ANA Holdings Inc.’s plan to launch a new low-cost carrier has doubters already, given the coronavirus pandemic’s impact on airlines worldwide and an industry trend toward retrenching.
The company said Tuesday it will launch a new budget brand around fiscal year 2022, targeting medium-distance flights to Southeast Asia and Oceania. That coincided with the carrier unveiling a restructuring plan involving cost reductions and halted plane orders.
“There are significant risks over whether this can be a success,” Goldman Sachs Group Inc. analysts including Ben Hartwright said in a report Wednesday.
There have been few successful regional carriers and the launch of the new brand may impact ANA’s cost efficiencies and add complexities to its operation, the analysts said. The carrier is predicting its biggest-ever operating loss of 505 billion yen ($4.8 billion) for this fiscal year as the pandemic decimates demand.
James Teo, an analyst at Bloomberg Intelligence, said it may not be a good time for ANA to launch a new brand given the investment it requires.

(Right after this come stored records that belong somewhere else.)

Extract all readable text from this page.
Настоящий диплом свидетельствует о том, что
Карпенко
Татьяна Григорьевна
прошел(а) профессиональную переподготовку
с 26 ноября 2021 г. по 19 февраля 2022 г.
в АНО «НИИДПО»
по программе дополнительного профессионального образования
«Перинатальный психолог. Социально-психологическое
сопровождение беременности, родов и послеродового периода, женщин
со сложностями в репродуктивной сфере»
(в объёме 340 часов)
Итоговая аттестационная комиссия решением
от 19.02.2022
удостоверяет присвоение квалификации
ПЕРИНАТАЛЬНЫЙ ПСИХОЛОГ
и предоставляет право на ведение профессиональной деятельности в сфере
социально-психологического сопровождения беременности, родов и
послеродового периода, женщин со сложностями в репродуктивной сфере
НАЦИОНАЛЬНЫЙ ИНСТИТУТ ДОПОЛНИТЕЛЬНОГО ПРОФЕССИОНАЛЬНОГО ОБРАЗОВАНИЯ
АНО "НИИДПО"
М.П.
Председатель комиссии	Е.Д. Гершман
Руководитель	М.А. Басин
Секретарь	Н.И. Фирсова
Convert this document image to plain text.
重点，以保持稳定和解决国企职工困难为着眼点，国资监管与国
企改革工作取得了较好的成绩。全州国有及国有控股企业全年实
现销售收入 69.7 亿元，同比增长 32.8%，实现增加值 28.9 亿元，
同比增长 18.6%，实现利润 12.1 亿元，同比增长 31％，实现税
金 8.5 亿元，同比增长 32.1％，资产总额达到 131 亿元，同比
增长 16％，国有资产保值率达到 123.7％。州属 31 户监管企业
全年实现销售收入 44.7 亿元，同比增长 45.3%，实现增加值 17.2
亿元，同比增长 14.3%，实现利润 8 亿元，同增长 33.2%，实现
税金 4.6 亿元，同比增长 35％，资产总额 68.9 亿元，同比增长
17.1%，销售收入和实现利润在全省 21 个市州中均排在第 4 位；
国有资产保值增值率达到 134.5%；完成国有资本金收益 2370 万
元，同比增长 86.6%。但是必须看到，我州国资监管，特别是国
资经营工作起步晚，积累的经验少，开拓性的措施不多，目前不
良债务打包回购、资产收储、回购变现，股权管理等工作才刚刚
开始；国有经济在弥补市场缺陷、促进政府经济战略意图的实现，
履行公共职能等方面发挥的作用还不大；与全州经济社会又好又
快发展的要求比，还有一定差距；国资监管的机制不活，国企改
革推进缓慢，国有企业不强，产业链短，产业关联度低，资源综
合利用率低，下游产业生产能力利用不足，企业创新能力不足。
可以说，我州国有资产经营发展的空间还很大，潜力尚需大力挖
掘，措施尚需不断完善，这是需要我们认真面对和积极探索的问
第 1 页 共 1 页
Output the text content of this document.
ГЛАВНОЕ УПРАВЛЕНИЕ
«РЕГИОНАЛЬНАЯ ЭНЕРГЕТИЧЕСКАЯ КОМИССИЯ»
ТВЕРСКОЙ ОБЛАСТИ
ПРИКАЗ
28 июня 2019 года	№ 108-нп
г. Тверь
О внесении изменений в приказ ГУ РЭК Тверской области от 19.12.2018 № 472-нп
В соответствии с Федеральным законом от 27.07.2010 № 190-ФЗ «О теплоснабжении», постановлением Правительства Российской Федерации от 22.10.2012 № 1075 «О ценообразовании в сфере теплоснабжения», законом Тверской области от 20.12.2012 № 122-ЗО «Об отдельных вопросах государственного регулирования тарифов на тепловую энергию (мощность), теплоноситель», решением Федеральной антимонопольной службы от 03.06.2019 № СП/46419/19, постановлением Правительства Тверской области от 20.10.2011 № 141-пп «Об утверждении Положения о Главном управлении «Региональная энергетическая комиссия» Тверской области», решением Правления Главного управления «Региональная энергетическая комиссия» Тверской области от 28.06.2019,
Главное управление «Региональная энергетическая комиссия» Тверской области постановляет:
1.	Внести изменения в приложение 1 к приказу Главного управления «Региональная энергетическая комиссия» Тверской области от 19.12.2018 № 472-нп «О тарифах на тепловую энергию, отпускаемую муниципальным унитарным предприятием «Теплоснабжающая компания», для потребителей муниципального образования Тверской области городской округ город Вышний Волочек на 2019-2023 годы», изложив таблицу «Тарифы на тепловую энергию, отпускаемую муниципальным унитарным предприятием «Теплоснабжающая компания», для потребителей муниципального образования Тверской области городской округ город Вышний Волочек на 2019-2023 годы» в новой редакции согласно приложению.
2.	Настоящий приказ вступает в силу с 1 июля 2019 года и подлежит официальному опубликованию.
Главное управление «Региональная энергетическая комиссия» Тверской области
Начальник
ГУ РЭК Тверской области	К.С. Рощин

The pandemic has crippled the global aviation industry, with many slashing jobs and securing funding to ride out the crisis. Cathay Pacific Airways Ltd. will close its regional carrier Dragon as it slashes 5,000 jobs. In Japan, overseas visitors to the country fell 99.4% in September from a year earlier as the country largely kept its borders shut.
ANA will try to prevent the new brand from cannibalizing the business of its existing budget carrier, Peach Aviation Ltd., President Shinya Katanozaka said at a news conference.
A rally in ANA shares fizzled out in Tokyo, with the stock being up 0.4% on Wednesday afternoon after rising as much as 4% earlier in the session. The shares have lost 37% this year.